My father is a cancer survivor in remission and has a cardiovascular condition that requires him to take daily medication. He appears visibly ill in the photos we’ve seen of him, and he’s apparently required hospital treatments at least three times. Despite this vulnerability and the fact that the COVID pandemic is ravaging Rwanda, the Rwandan government denied his request for medical bail and will not let the Red Cross evaluate him.

It is painfully clear that the Rwandan government has no interest in making these proceedings fair, humane, or even factual, and they either do not care about my father’s wellbeing or would like to intentionally damage his health. Which is why it is so baffling that the Belgian government has remained so ineffective and largely silent on this issue. My father is a citizen of their country. He was kidnapped, restrained, and has been hauled back to a country that Belgium itself recognized as a serious threat to him when they provided him his initial political asylum. It should be an issue of widespread outrage and take emergency priority in Belgium’s foreign affairs. A citizen being so bravenly snatched, taken across borders, and subjected to perilous conditions while being put through a sham trial should trigger every massive fire alarm. The manner in which my father was taken does not even begin to resemble a legal extradition and yet, the Rwandan government kidnapped a Belgian citizen and the Belgian government is shrugging its shoulders.

This is abhorrent, unacceptable, and a slap in the face to every person who has been made to feel at home in Belgium after being given citizenship. This continued inaction also gravely endangers the reputation of Belgium and degrades the faith of people inside the country and abroad in the Belgian government’s commitment to international law. Belgium should be leading the way and fighting to get its citizen back home safely — a citizen they know is hunted and endangered by the Rwandan government.

My father served Belgium even before he was its refugee or its citizen. His life is intertwined with respect, honor, and commitment to the country. He loved and protected the Belgians — so why are they not protecting him now?

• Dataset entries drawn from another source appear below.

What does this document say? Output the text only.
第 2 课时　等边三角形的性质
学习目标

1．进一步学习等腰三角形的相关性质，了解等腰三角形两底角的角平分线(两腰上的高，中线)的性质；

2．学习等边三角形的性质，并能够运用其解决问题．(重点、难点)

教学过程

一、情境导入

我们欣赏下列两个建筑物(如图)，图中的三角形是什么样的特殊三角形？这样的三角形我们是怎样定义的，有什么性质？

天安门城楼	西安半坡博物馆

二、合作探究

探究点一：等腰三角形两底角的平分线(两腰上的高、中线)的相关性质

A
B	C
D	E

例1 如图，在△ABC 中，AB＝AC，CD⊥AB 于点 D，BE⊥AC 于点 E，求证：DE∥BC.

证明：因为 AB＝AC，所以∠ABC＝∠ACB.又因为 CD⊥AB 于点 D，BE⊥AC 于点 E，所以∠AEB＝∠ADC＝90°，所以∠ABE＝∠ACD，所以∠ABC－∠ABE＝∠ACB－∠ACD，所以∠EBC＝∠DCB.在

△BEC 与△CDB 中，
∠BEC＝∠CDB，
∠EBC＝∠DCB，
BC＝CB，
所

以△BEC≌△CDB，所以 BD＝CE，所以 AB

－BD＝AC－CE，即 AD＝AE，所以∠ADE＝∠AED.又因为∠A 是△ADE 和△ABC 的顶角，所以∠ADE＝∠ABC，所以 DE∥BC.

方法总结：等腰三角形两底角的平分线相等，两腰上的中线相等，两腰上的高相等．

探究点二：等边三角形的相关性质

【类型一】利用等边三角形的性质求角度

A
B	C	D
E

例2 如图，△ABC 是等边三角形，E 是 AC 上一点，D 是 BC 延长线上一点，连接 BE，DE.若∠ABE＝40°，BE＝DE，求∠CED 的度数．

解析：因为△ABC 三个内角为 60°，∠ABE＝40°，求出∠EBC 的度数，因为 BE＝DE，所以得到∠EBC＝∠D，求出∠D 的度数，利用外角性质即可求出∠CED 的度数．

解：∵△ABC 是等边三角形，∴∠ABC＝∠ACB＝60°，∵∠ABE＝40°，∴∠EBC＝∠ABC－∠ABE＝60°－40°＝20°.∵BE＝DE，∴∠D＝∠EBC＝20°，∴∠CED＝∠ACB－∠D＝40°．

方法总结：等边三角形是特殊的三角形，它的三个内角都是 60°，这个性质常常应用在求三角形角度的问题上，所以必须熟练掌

I ask the Belgian government to intervene swiftly and intensely to secure my father’s immediate release. If they are not going to do that, then they owe the international community an answer: what citizens would be worthy of Belgium following its own laws and advocating for them in the darkest, most corrupt hour, and why are others considered disposable?

My father considered no one to be disposable and believed everyone’s freedom was worth fighting for. Belgium has a lot to learn from him — knowledge that he would undoubtedly share if they would bring him home.